Souvent, on interprète les tableaux sans savoir ce qu’en disent les artistes eux-mêmes. Quand on cherche à partir de ce tableau, on trouve un premier indice. La Revue Blanche, dans son Tome IX du deuxième semestre 1895, publie ceci, de Munch :
Lisant ce texticule, nous effectuons tout de suite une sorte de recul par rapport à ce que nous voyons, et croyions avoir toujours vu, nous posant cette question : De qui est ce cri ? Qui crie ? La nature ?
Dans son Journal, Munch y revient :
Il vaut la peine de traduire (pour ma part, de l’anglais), mais je vais remplacer la versification par un double slash :
Un soir je marchais // sur un chemin vallonné // près de Kristiana [Ndt. Ancien nom d’Oslo] // avec deux // camarades. C’était // un temps quand la vie // avait déchiré // ouvert mon âme. // Le soleil descendait — avait // chuté dans les flammes // en dessous l’horizon. // C’était comme // une épée flamboyante // de sang tranchant à travers // le concave du paradis. // Le ciel était comme // du sang — tranché avec // des bandes de feu // — les collines ont viré // bleu profond // les fjords — coupés en // bleu froid, jaune et // en couleurs rouges — // L’explosant // rouge sanglant — sur // le chemin et la rambarde // — mes amis ont viré // au jaune blanc flagrant — // — J’ai senti // un grand cri // — et j’ai entendu, // oui, un grand // cri / les couleurs de // la nature se sont brisées // — les lignes et couleurs // ont vibré en mouvement // — ces oscillations de vie // ont produit non pas seulement // des oscillations dans mes yeux, // elles ont mis aussi mes // oreilles en oscillations — // donc j’ai vraiment entendu // un cri — // j’ai peint // alors le tableau le Cri.
Comme souvent, j’espère l’avoir fait remarquer déjà, il faut prendre très au sérieux le dire de Munch et, surtout, et donc, son expérience.
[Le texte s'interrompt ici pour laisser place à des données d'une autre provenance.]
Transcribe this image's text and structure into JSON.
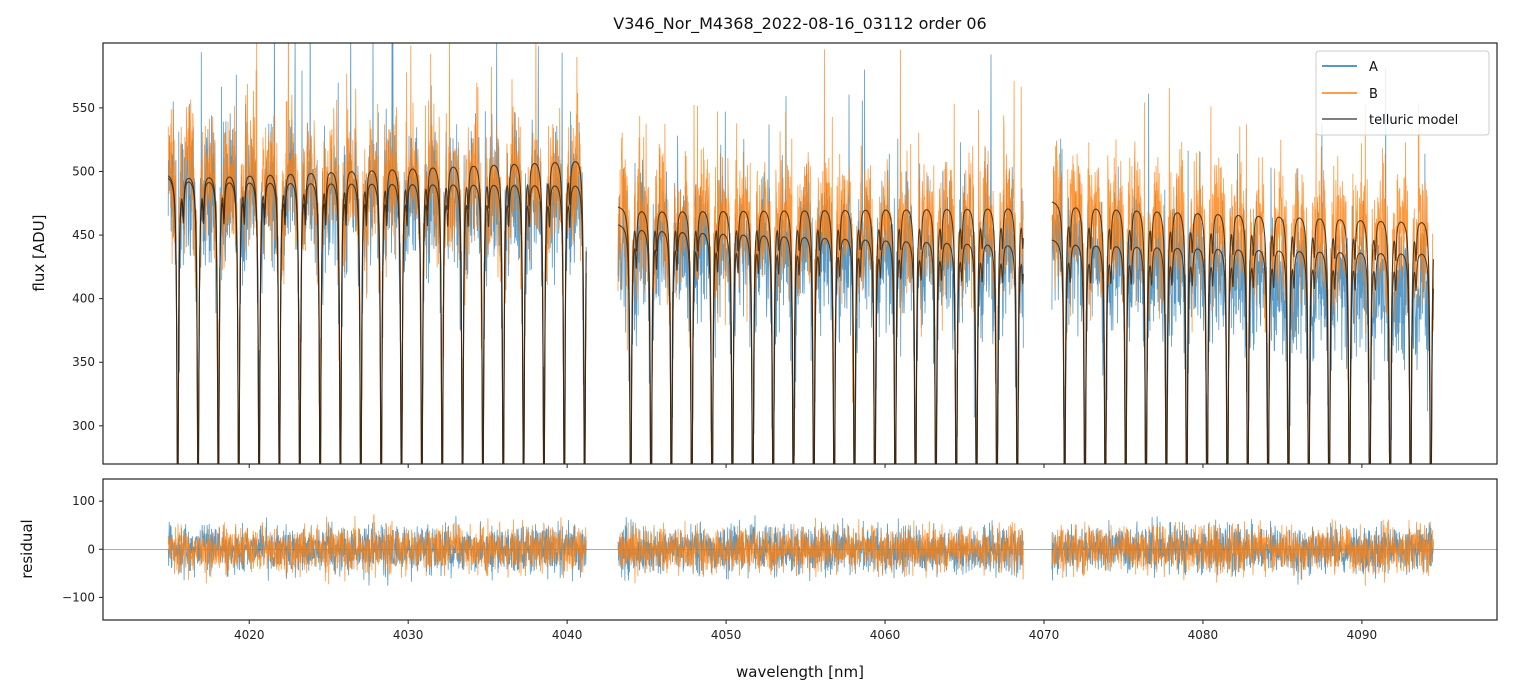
{
  "chart_data": [
    {
      "type": "line",
      "panel": "top",
      "title": "V346_Nor_M4368_2022-08-16_03112  order 06",
      "xlabel": "",
      "ylabel": "flux [ADU]",
      "xlim": [
        4010.8,
        4098.5
      ],
      "ylim": [
        270,
        601
      ],
      "yticks": [
        300,
        350,
        400,
        450,
        500,
        550
      ],
      "xticks": [
        4020,
        4030,
        4040,
        4050,
        4060,
        4070,
        4080,
        4090
      ],
      "grid": false,
      "legend": {
        "position": "top-right",
        "entries": [
          "A",
          "B",
          "telluric model"
        ]
      },
      "segments_nm": [
        [
          4014.9,
          4041.2
        ],
        [
          4043.2,
          4068.7
        ],
        [
          4070.5,
          4094.5
        ]
      ],
      "series": [
        {
          "name": "A",
          "color": "#1f77b4",
          "continuum_by_segment": [
            [
              495,
              490
            ],
            [
              455,
              445
            ],
            [
              450,
              415
            ]
          ],
          "noise_adu": 45
        },
        {
          "name": "B",
          "color": "#ff7f0e",
          "continuum_by_segment": [
            [
              510,
              500
            ],
            [
              478,
              470
            ],
            [
              478,
              460
            ]
          ],
          "noise_adu": 45
        },
        {
          "name": "telluric model",
          "color": "#3a2410",
          "curves_by_segment": [
            [
              [
                500,
                515
              ],
              [
                498,
                495
              ]
            ],
            [
              [
                474,
                477
              ],
              [
                460,
                447
              ]
            ],
            [
              [
                478,
                465
              ],
              [
                448,
                440
              ]
            ]
          ]
        }
      ]
    },
    {
      "type": "line",
      "panel": "bottom",
      "xlabel": "wavelength [nm]",
      "ylabel": "residual",
      "xlim": [
        4010.8,
        4098.5
      ],
      "ylim": [
        -147,
        146
      ],
      "yticks": [
        -100,
        0,
        100
      ],
      "xticks": [
        4020,
        4030,
        4040,
        4050,
        4060,
        4070,
        4080,
        4090
      ],
      "zero_line": 0,
      "series": [
        {
          "name": "A",
          "color": "#1f77b4",
          "noise_adu": 45
        },
        {
          "name": "B",
          "color": "#ff7f0e",
          "noise_adu": 45
        }
      ]
    }
  ]
}
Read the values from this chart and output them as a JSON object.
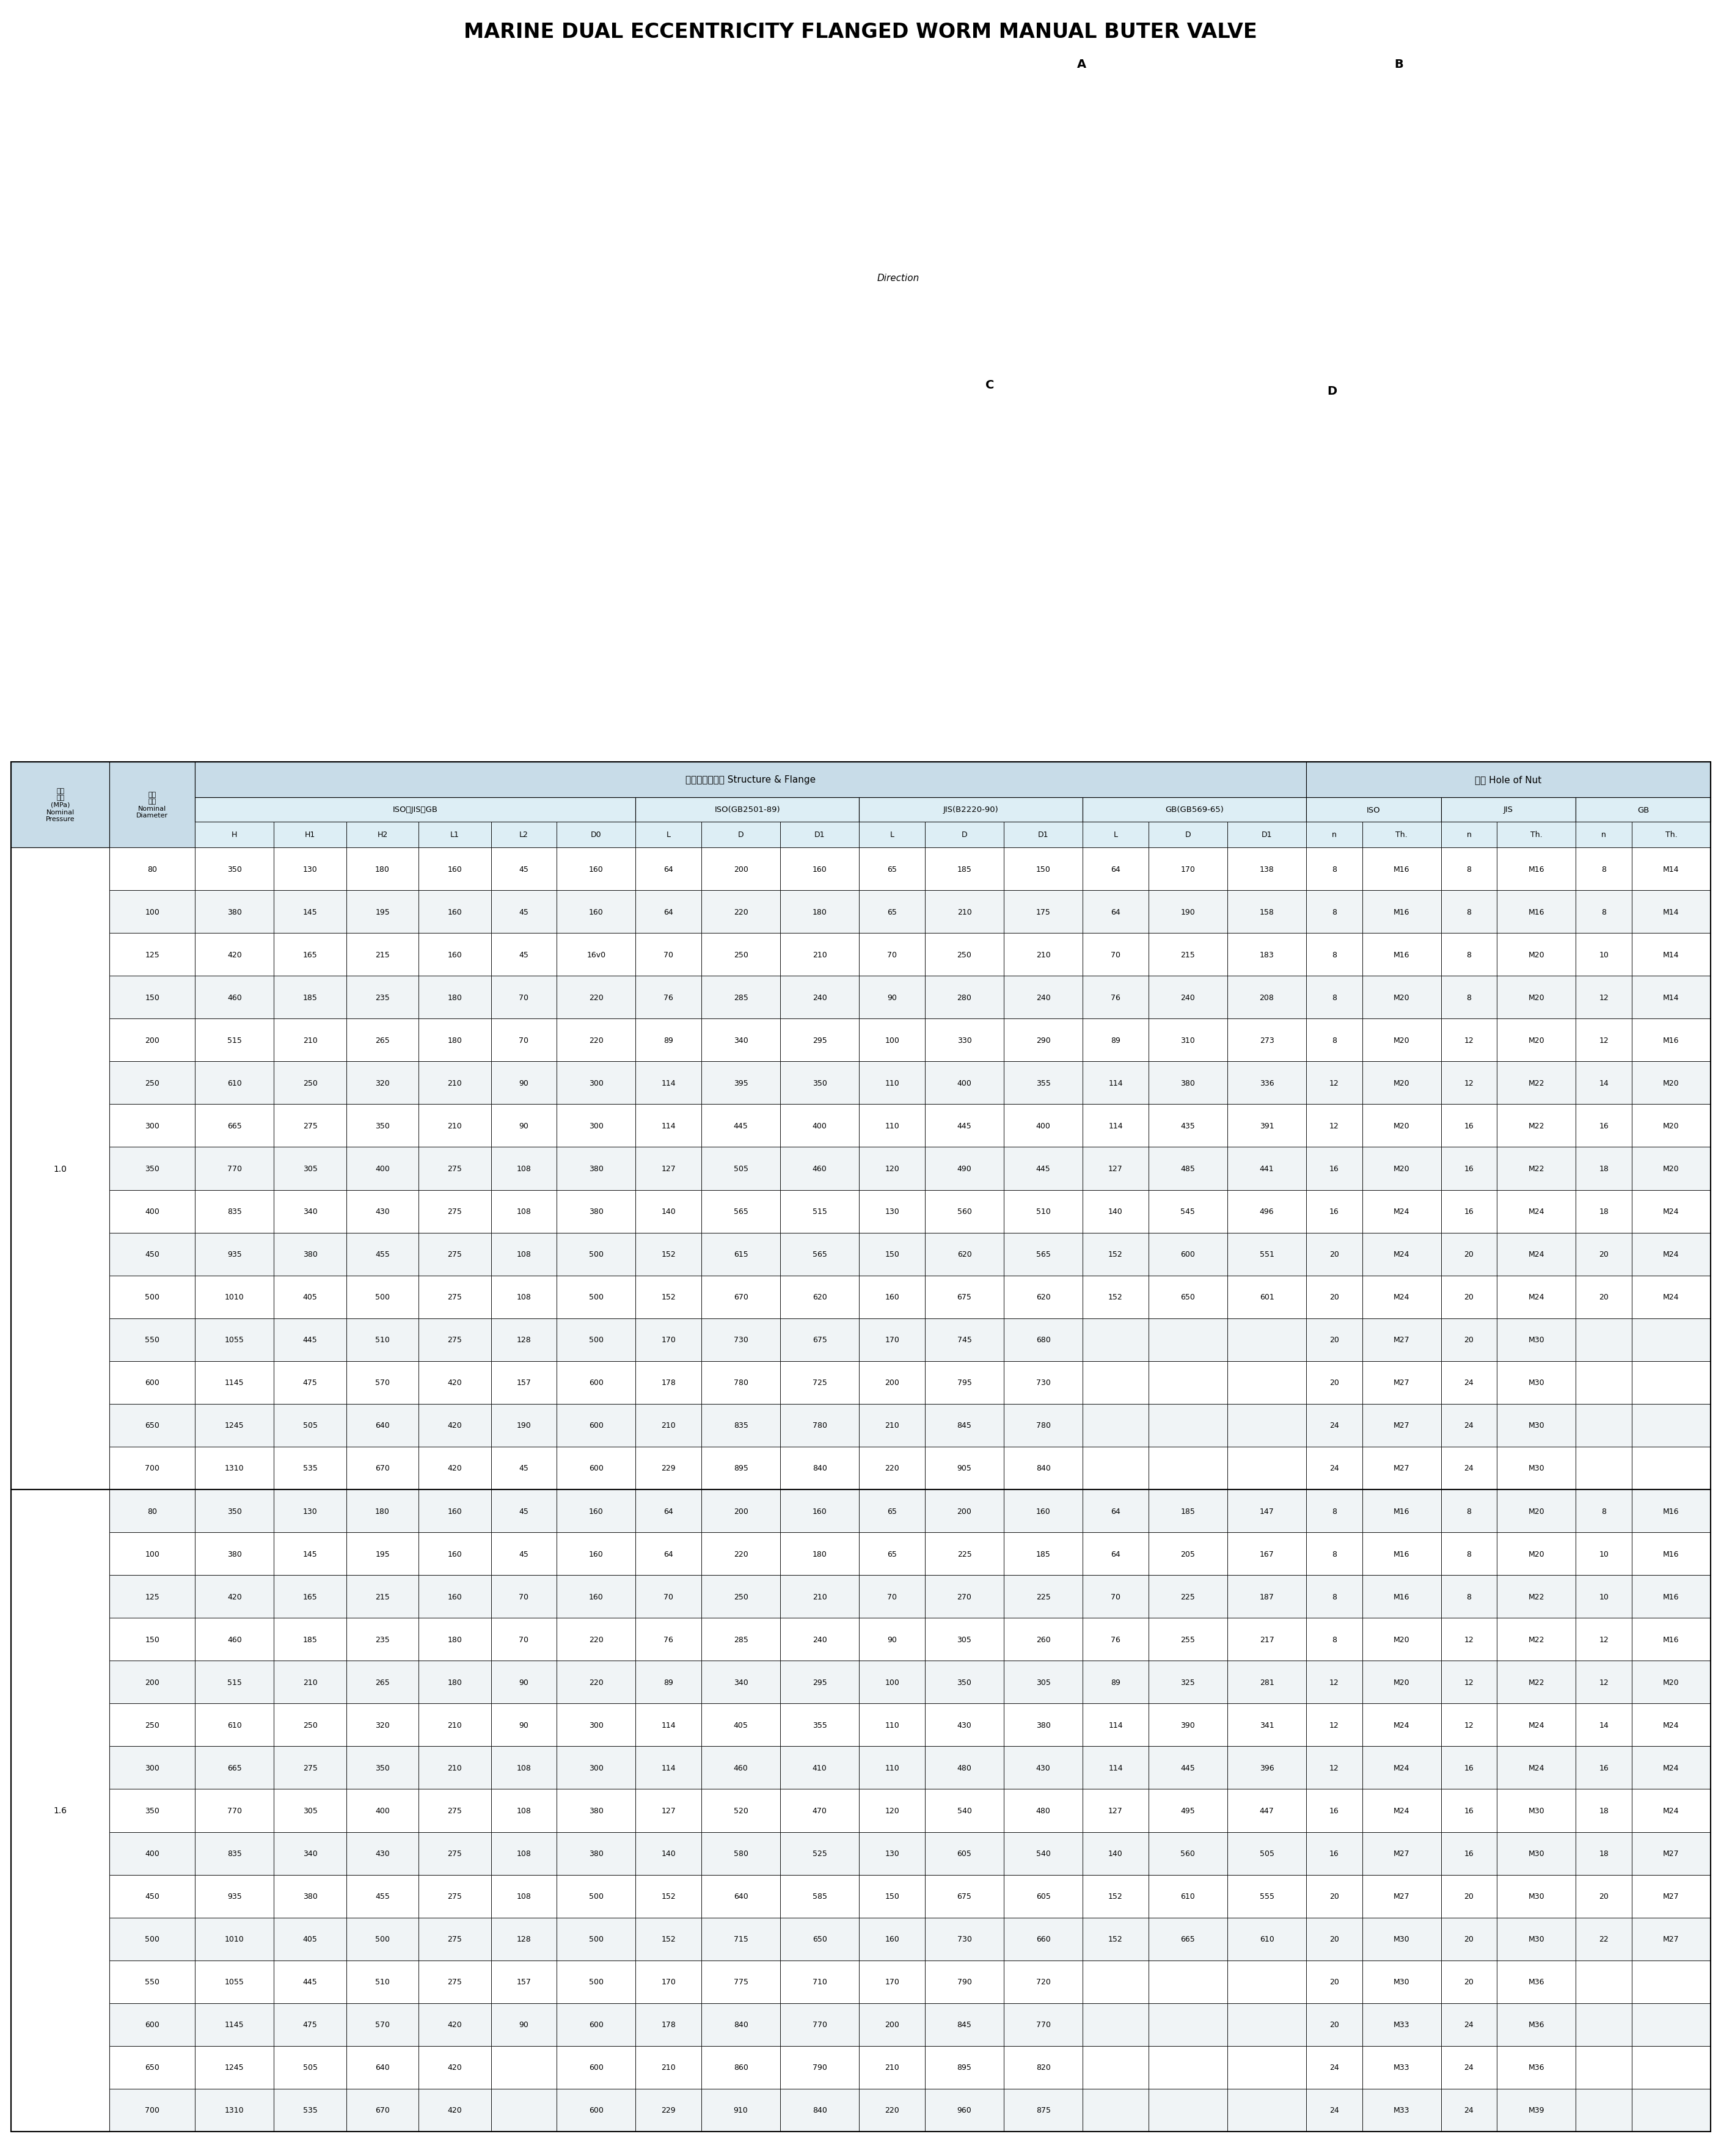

Un jour de 1893, Munch, sur la promenade d’Ekeberg, donnant sur l’Oslofjord, et durant un crépuscule phénoménal, “entend” un cri. Ce n’est personne en particulier qui crie, mais il faut bien personnifier, car comment faire crier un paysage ? Ce n’est pas possible ; enfin, Munch ne voit pas comment, et, à vrai dire, nous non plus. Mais voyez alors comment on peut se tromper, quand on regarde une œuvre d’art, et, surtout, quand on croit la connaître. N’importe qui, et moi le premier, pensant au “Cri” de Munch, “voit” un être sur un pont (une sorte de, mais non) en train de crier. Oui, ça, c’est pour la version visible, disons, sa représentation, mais pas sa connotation ; on dirait, en termes plastiques, sa dénotation. Le petit texte dans La Revue Blanche et le texte du Journal nous permettent de dire que ce Cri provient de la nature. C’est tout à fait inattendu, et personne, je gage, ne peut le deviner sans avoir lu ces éléments textuels. On peut donc dire qu’ici Munch personnifie la nature, sous l’apparence d’une figure somme toute assez étrange, si on la compare avec les deux autres qui suivent un peu en retrait, mais logique en fonction de ce que Munch en dit, de cri, ou source du cri : ses yeux oscillent, ainsi que ses oreilles. Osciller, c’est aussi onduler, et oui, ce corps ondule, assez impossiblement d’ailleurs ; et, quant à la tête, c’est celle d’un alien avant l’heure. Cette figure, à mon avis, est métonymique, elle évoque l’expérience du cri entendu par Munch seul et la nature criant. Et, la preuve, pourquoi pas, de cette jonction métonymique, c’est le vortex strié bleu qui aspire ou bien plutôt entoure cette figure, tandis que, plus en arrière, marchent semble-t-il sans gêne les deux personnages, bien droits. À vrai dire, seul ce vortex bleu (le fjord) est en lien avec la figure hurlante, car le ciel au dessus et à gauche appartiennent au crépuscule. Mais pas le vortex. C’est un être à part ; il ne perturbe pas non plus les deux ‘steamers’ au loin.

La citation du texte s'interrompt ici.